Quantum computing is computing using quantum-mechanical phenomena, such as superposition and entanglement. A quantum computer is a device that performs quantum computing. Such a computer is different from binary digital electronic computers based on transistors. Whereas common digital computing requires that the data be encoded into binary digits (bits), each of which is always in one of two definite states (0 or 1), quantum computation uses quantum bits or qubits, which can be in superpositions of states. A quantum Turing machine is a theoretical model of such a computer and is also known as the universal quantum computer. The field of quantum computing was initiated by the work of Paul Benioff and Yuri Manin in 1980, Richard Feynman in 1982, and David Deutsch in 1985.
“As the first digital computers, quantum computing offers the possibility of technology millions of times more powerful than current systems, but the key to its success will be translating real-world problems into the quantum language”
As of 2018, the development of actual quantum computers is still in its infancy, but experiments have been carried out in which quantum computational operations were executed on a very small number of quantum bits. Both practical and theoretical research continues, and many national governments and military agencies are funding quantum computing research in additional effort to develop quantum computers for civilian, business, trade, environmental and national security purposes, such as cryptanalysis. A small 20-qubit quantum computer exists and is available for experiments via the IBM Quantum Experience project. D-Wave Systems has been developing their own version of a quantum computer that uses annealing.

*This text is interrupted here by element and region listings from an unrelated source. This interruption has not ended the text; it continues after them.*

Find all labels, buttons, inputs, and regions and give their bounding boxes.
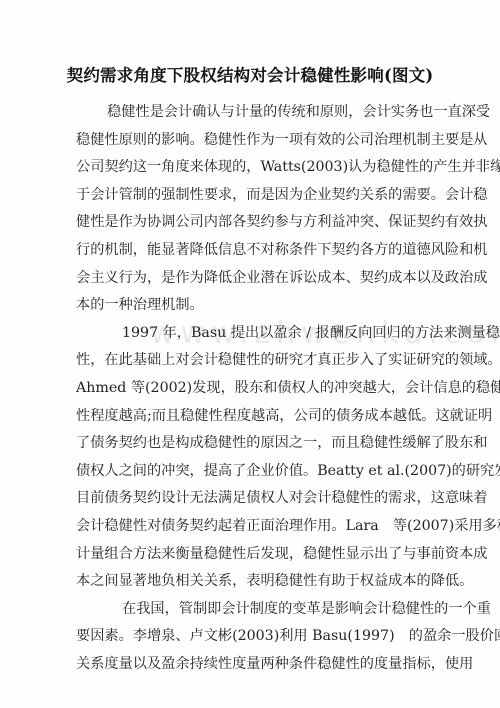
paragraph-3-line-2: 要因素。李增泉、卢文彬(2003)利用 Basu(1997) 的盈余一股价回报 — [76, 623, 418, 651]
paragraph-1-line-6: 行的机制，能显著降低信息不对称条件下契约各方的道德风险和机 — [76, 237, 418, 265]
document-body: 稳健性是会计确认与计量的传统和原则，会计实务也一直深受 稳健性原则的影响。稳健性… — [76, 99, 418, 678]
paragraph-2-line-8: 会计稳健性对债务契约起着正面治理作用。Lara 等(2007)采用多种 — [76, 513, 418, 541]
paragraph-1-line-5: 健性是作为协调公司内部各契约参与方利益冲突、保证契约有效执 — [76, 209, 418, 237]
paragraph-3-line-3: 关系度量以及盈余持续性度量两种条件稳健性的度量指标，使用 — [76, 651, 418, 679]
paragraph-2-line-3: Ahmed 等(2002)发现，股东和债权人的冲突越大，会计信息的稳健 — [76, 375, 418, 403]
paragraph-1-line-8: 本的一种治理机制。 — [76, 292, 418, 320]
paragraph-1-line-7: 会主义行为，是作为降低企业潜在诉讼成本、契约成本以及政治成 — [76, 265, 418, 293]
paragraph-3-line-1: 在我国，管制即会计制度的变革是影响会计稳健性的一个重 — [76, 596, 418, 624]
paragraph-1-line-1: 稳健性是会计确认与计量的传统和原则，会计实务也一直深受 — [76, 99, 418, 127]
paragraph-2-line-1: 1997 年，Basu 提出以盈余 / 报酬反向回归的方法来测量稳健 — [76, 320, 418, 348]
paragraph-1-line-4: 于会计管制的强制性要求，而是因为企业契约关系的需要。会计稳 — [76, 182, 418, 210]
paragraph-2-line-4: 性程度越高;而且稳健性程度越高，公司的债务成本越低。这就证明 — [76, 403, 418, 431]
paragraph-2-line-10: 本之间显著地负相关关系，表明稳健性有助于权益成本的降低。 — [76, 568, 418, 596]
paragraph-1-line-3: 公司契约这一角度来体现的，Watts(2003)认为稳健性的产生并非缘 — [76, 154, 418, 182]
paragraph-2-line-2: 性，在此基础上对会计稳健性的研究才真正步入了实证研究的领域。 — [76, 347, 418, 375]
document-title: 契约需求角度下股权结构对会计稳健性影响(图文) — [0, 62, 500, 86]
paragraph-2-line-7: 目前债务契约设计无法满足债权人对会计稳健性的需求，这意味着 — [76, 485, 418, 513]
paragraph-2-line-5: 了债务契约也是构成稳健性的原因之一，而且稳健性缓解了股东和 — [76, 430, 418, 458]
document-page: 契约需求角度下股权结构对会计稳健性影响(图文) www.zhwenku.com … — [0, 0, 500, 708]
paragraph-2-line-9: 计量组合方法来衡量稳健性后发现，稳健性显示出了与事前资本成 — [76, 541, 418, 569]
paragraph-2-line-6: 债权人之间的冲突，提高了企业价值。Beatty et al.(2007)的研究发… — [76, 458, 418, 486]
paragraph-1-line-2: 稳健性原则的影响。稳健性作为一项有效的公司治理机制主要是从 — [76, 127, 418, 155]
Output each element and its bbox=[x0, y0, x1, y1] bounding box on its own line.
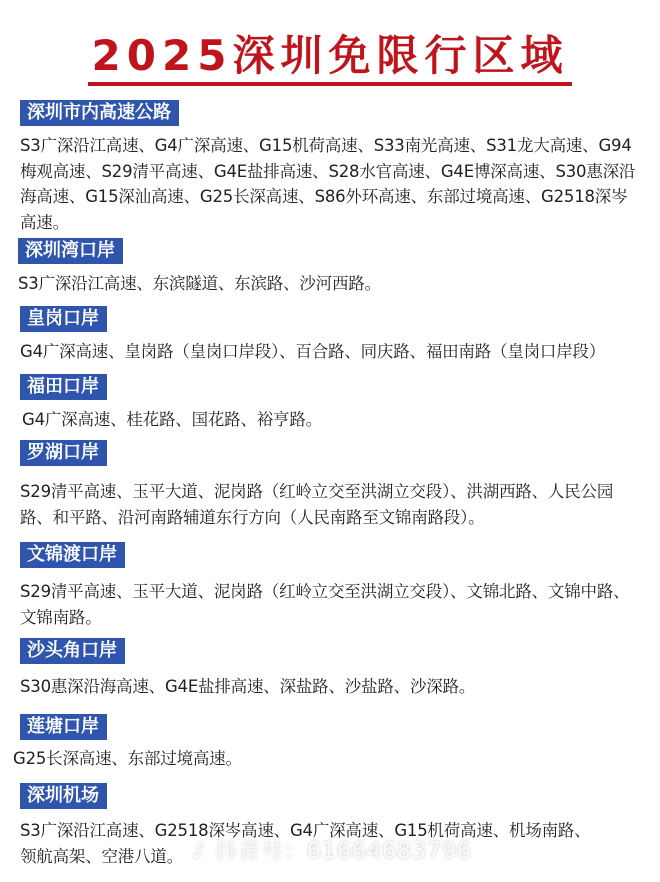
section-text: S30惠深沿海高速、G4E盐排高速、深盐路、沙盐路、沙深路。 bbox=[20, 674, 660, 700]
section-shenzhen-bay-port: 深圳湾口岸 S3广深沿江高速、东滨隧道、东滨路、沙河西路。 bbox=[18, 238, 660, 297]
section-heading: 深圳机场 bbox=[20, 783, 107, 809]
section-text: S29清平高速、玉平大道、泥岗路（红岭立交至洪湖立交段）、文锦北路、文锦中路、文… bbox=[20, 579, 660, 630]
section-futian-port: 福田口岸 G4广深高速、桂花路、国花路、裕亨路。 bbox=[20, 374, 660, 433]
section-heading: 深圳市内高速公路 bbox=[20, 100, 179, 126]
section-shatoujiao-port: 沙头角口岸 S30惠深沿海高速、G4E盐排高速、深盐路、沙盐路、沙深路。 bbox=[20, 638, 660, 700]
section-text: G4广深高速、皇岗路（皇岗口岸段）、百合路、同庆路、福田南路（皇岗口岸段） bbox=[20, 339, 660, 365]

Large-scale quantum computers would theoretically be able to solve certain problems much more quickly than any classical computers that use even the best currently known algorithms, like integer factorization using Shor’s algorithm (which is a quantum algorithm) and the simulation of quantum many-body systems. There exist quantum algorithms, such as Simon’s algorithm, that run faster than any possible probabilistic classical algorithm. A classical computer could in principle (with exponential resources) simulate a quantum algorithm, as quantum computation does not violate the Church–Turing thesis.:202 On the other hand, quantum computers may be able to efficiently solve problems which are not practically feasible on classical computers.